Lula critica uso da força e colonialismo de nações ricas em cúpula da Celac, questionando atuação da ONU
Presidente brasileiro condena invasões e exploração de recursos, como o lítio da Bolívia, e alerta para a ineficácia do Conselho de Segurança em manter a paz global.
O presidente Luiz Inácio Lula da Silva fez duras críticas ao uso da força por nações ricas e à retomada de políticas colonialistas durante seu discurso na 10ª Cúpula de Chefes de Estado e de Governo da Comunidade de Estados Latino-Americanos e Caribenhos (Celac) e no I Fórum Celac-África, em Bogotá, neste sábado (21). Lula questionou a soberania de países latino-americanos e caribenhos, citando casos como Cuba e Venezuela.
“Não é possível alguém achar que é dono dos outros países. O que estão fazendo com Cuba agora? O que fizeram com a Venezuela? Isso é democrático?”, indagou o presidente brasileiro. Ele desafiou a existência de qualquer artigo ou parágrafo na Carta da Organização das Nações Unidas (ONU) que autorize um país a invadir outro, afirmando que tal permissão não existe em nenhum documento, nem mesmo na Bíblia.
O Questionamento da ONU e suas Contradições
Lula destacou a inação do Conselho de Segurança da ONU diante da proliferação de conflitos globais. Segundo ele, a entidade, criada para manter a paz, tem seus membros permanentes frequentemente envolvidos nas guerras. “O que estamos assistindo no mundo é a falta total e absoluta de funcionamento das Nações Unidas. O Conselho de Segurança da ONU e os seus membros permanentes foram criados para tentar manter a paz.
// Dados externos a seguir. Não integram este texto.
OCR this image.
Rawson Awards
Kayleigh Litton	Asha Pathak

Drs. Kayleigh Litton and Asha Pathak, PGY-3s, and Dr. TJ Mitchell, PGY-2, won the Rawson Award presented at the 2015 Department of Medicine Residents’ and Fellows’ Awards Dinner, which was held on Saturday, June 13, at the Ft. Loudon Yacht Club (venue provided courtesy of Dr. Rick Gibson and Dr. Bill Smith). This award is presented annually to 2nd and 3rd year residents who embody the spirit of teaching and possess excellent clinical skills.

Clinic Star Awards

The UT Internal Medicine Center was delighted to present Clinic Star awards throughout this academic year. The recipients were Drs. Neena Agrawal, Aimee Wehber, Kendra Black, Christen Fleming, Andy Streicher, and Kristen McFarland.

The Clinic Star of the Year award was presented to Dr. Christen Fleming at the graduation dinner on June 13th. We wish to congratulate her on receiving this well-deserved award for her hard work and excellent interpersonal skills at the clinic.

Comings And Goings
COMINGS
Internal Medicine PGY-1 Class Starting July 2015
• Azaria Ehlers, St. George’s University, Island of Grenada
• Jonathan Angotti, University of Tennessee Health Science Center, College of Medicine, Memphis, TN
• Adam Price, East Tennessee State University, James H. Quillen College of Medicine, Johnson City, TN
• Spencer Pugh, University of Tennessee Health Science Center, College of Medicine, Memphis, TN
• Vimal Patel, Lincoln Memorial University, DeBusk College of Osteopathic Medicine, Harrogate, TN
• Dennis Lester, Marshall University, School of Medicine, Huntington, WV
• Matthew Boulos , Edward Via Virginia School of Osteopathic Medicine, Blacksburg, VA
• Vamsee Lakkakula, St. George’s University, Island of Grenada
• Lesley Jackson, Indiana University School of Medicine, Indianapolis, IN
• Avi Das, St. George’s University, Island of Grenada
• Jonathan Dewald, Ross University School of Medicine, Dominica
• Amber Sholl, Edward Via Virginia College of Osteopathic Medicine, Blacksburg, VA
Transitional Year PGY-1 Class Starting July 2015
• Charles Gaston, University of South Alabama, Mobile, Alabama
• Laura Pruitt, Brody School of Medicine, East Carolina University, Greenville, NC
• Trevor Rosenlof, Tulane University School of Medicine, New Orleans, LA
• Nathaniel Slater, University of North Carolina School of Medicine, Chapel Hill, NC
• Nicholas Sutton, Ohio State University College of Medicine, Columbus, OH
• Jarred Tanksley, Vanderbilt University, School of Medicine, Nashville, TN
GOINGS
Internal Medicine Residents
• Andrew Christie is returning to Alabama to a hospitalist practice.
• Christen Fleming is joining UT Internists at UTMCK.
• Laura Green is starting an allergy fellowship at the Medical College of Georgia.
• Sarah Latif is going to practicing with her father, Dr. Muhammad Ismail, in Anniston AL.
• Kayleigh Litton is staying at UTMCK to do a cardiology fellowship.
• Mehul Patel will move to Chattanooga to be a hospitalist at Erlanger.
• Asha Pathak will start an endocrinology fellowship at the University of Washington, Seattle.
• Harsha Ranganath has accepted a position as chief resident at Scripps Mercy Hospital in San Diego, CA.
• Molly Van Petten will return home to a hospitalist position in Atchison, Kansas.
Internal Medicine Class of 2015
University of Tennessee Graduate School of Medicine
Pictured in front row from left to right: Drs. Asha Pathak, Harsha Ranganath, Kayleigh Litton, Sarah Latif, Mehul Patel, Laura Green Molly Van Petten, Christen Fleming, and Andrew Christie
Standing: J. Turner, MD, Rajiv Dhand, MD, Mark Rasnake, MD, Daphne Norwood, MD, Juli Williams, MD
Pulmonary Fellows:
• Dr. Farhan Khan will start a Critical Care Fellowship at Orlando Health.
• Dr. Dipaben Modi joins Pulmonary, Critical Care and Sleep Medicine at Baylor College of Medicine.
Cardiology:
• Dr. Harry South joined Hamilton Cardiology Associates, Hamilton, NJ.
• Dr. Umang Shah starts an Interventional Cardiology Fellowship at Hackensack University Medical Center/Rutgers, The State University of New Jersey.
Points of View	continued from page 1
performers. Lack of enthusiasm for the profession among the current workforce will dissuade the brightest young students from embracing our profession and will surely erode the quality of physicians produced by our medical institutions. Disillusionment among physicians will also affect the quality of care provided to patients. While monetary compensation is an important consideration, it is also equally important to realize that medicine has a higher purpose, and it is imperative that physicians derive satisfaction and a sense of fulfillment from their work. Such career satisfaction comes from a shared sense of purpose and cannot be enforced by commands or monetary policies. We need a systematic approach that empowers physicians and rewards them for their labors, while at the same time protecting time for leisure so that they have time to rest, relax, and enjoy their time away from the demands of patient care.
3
E são eles que estão fazendo as guerras”, declarou.
O presidente citou exemplos como os ataques dos EUA e de Israel ao Irã, o genocídio na Faixa de Gaza, e os conflitos na Líbia, Iraque e Ucrânia. Ele defendeu uma reforma no Conselho de Segurança, questionando por que não há renovação ou inclusão de mais países, especialmente da América Latina e da África, que ainda sofrem com uma ordem desigual.
A Exploração de Recursos e o Novo Colonialismo
Em sua fala, Lula abordou a exploração de minerais críticos, como o lítio da Bolívia, essencial para a transição energética global. Ele alertou para a pressão dos Estados Unidos sobre o país sul-americano para a venda desses recursos. “Já levaram quase tudo da Bolívia. Agora que a Bolívia tem minerais críticos, é a chance da Bolívia, da África, da América Latina não aceitar ser apenas exportador de minerais para eles”, afirmou.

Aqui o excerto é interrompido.